When the children turn five, motherhood begins to change. It’s still wonderful at times but now you probably have more than one child and they often fight about the smallest things. This forced me to make a rule: “If you fight, fix it yourselves. If you come telling on each other, I will spank all of you.” I did that once. After that they learned to fix their little fights themselves. There may be some mothers who think I’m heartless but I was a working mother. Sometimes you have to put your foot down hard to give yourself some peace.
Then comes the worst part of motherhood — puberty followed by growing into adulthood. If I could tell you in painful detail how difficult it was to mother adolescents, I would; but my children disapprove of my writing about them. They take it personally. They take offense. How dare their mother write about them!
As a writer, I feel it my duty to share lessons I have learned in life with people who might be in the same situation. Who are the people who have taught me the most lessons? My children, who, I am forced to admit, probably have a love-hate relationship with me. For example, once we thought one was bipolar. That drove me to panic, made me book appointments with every psychiatrist and psychoanalyst in town. Finally it turned out she wasn’t bipolar but had another ailment. Much later I wrote about it and was overwhelmed by the response I got from readers. From as far as Bukidnon, somebody called to ask for the names of psychiatrists in her area. I could tell that column was helpful to many. But my daughter resented it, viewed it as an intrusion into her privacy. “What is wrong with being bipolar?” I asked then. “You are not the only one. It is not your fault. It is genetic.” I wanted her to see the help it gave other people but she made me feel like I was asking too much. I don’t see anything wrong with writing the truth because it is the truth. I write the truth about my life. So it puzzles me when my children are offended when I write about them. Maybe I should change their names, not to mention their relationship to me. But I find that slightly dishonest and I don’t like being dishonest, no matter how slightly. I guess at my age I must accept that dishonesty is sometimes required by life. This leads me to my favorite prayer: “God, grant me the serenity to accept the things I cannot change, the courage to change the one I can, and the wisdom to know it’s me.”

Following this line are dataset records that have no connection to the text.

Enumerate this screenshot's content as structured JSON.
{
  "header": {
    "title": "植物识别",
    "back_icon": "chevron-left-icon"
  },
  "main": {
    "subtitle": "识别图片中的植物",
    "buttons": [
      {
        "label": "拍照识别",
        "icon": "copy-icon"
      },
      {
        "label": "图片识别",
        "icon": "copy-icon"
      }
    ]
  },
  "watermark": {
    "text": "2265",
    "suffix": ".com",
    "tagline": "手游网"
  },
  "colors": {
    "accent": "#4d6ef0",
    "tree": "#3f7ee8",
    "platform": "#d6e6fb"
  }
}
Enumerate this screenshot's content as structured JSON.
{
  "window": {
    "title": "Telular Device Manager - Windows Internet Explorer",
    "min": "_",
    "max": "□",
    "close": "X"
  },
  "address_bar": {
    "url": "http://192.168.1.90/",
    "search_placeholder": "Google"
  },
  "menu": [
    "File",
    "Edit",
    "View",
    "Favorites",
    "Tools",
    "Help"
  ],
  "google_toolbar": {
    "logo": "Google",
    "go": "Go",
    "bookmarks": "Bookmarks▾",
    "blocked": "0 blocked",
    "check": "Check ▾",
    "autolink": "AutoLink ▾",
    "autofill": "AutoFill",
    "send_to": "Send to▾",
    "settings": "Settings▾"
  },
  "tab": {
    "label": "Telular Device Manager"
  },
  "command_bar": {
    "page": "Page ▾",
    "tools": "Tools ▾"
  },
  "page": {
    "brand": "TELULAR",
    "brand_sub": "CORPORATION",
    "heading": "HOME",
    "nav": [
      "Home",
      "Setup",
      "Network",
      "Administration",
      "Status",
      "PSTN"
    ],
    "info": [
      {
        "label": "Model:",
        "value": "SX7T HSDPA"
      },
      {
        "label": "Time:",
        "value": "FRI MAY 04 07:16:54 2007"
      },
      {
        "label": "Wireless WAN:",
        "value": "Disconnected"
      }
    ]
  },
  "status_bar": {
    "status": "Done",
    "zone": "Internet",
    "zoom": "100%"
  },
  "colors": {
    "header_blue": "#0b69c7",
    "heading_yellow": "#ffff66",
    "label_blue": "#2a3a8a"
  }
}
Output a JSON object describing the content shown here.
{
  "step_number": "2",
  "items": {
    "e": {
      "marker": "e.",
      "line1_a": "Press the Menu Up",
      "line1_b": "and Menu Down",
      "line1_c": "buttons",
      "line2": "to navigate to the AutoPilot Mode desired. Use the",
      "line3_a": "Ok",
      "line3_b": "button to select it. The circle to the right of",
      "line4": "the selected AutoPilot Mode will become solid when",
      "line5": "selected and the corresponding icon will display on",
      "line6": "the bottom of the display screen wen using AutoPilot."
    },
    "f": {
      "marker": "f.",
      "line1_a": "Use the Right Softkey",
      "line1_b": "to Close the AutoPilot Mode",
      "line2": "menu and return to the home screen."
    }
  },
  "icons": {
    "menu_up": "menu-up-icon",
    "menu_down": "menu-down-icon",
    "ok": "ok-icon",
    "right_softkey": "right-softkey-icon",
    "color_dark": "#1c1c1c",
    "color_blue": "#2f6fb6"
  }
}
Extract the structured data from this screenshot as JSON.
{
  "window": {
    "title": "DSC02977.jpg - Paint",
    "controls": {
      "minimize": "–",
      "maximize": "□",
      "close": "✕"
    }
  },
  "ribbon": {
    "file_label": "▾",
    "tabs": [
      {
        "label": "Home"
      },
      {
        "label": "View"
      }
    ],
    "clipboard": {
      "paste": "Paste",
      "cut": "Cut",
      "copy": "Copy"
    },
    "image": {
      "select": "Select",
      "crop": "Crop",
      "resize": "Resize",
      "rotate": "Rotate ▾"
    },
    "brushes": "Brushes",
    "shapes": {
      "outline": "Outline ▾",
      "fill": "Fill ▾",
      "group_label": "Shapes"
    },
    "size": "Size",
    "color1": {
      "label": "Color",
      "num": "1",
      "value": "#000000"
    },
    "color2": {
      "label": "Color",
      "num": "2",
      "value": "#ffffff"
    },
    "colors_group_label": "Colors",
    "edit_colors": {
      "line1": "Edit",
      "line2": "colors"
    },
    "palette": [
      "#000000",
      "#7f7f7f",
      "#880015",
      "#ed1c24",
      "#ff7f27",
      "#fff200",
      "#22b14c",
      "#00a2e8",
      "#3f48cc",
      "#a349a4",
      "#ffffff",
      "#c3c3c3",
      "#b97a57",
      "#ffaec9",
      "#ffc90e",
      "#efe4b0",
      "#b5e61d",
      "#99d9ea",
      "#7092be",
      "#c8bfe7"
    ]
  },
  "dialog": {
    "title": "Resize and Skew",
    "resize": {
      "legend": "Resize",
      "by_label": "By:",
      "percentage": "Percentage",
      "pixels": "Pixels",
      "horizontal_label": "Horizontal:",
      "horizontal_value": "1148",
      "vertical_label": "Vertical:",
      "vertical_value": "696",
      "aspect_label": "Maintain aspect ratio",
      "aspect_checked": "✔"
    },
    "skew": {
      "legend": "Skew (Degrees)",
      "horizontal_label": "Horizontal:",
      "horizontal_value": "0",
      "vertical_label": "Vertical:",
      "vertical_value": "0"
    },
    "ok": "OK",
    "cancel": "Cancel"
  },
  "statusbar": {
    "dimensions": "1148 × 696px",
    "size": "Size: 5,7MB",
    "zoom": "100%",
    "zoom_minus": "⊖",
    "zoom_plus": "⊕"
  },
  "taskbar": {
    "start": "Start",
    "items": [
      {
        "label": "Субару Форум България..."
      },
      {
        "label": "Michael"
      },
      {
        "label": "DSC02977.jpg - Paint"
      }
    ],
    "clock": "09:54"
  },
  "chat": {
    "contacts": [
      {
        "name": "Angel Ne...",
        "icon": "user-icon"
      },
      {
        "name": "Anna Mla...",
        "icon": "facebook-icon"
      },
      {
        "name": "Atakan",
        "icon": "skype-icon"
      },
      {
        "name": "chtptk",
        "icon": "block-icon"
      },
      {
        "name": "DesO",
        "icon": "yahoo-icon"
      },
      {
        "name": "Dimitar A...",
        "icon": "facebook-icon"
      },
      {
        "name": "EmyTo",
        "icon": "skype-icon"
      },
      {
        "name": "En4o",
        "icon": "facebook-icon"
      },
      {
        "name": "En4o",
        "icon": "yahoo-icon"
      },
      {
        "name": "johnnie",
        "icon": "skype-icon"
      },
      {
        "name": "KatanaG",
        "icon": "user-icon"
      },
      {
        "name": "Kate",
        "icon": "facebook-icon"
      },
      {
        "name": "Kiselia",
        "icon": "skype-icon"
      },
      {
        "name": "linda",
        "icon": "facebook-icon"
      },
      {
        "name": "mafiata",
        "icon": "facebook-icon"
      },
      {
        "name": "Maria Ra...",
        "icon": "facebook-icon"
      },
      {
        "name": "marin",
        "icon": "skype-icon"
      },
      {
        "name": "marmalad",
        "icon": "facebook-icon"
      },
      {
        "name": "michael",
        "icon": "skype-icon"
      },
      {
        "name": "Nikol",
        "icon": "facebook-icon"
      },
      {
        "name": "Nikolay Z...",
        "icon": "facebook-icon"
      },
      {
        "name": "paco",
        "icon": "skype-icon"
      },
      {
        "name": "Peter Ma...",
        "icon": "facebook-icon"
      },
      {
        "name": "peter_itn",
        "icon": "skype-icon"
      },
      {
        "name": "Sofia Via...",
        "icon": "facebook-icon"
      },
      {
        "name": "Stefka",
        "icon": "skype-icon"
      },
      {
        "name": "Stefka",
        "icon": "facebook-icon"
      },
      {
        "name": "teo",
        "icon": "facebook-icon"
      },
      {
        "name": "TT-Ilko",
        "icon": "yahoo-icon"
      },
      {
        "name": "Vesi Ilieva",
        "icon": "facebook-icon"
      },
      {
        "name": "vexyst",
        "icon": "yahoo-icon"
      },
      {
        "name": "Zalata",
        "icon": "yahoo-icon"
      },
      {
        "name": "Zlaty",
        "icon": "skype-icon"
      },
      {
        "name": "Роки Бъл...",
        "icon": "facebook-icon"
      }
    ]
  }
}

Now my children are grown and flown. I have nothing to say about their lives. I only accept and love them as they are. Now I think very often about my mother, who died almost 10 years ago. Not a day has passed since her death that I haven’t thought of her, how lovely and glamorous she was always with her bright red lipstick. How charming and friendly she was. She would always talk to people in elevators causing me much embarrassment. Now what do I do? I also talk to people in elevators. Just like my mother did.
My mother always took forever to put on her makeup. I get dressed in 20 minutes but she would take hours. Once I visited her in Vancouver, and a young woman in her early 20s came up to my mother and said, “I love your makeup.” My mother was so flattered. Those things just never happen to me.
Suddenly I realize that now that my mother is gone I treasure her, think about her at least once a day, always smile at a memory. That is the secret to the motherhood puzzle. You have to die to be loved actively. When you go, the “hate” part of the “love-hate” formula is cremated with you. Your children will remember things about you that you have probably forgotten and they will remember you with profound love.
As the king might have said in the movie The King and I, “Motherhood is a puzzlement.” You do not reap the benefits in life. You reap them only after you’re gone.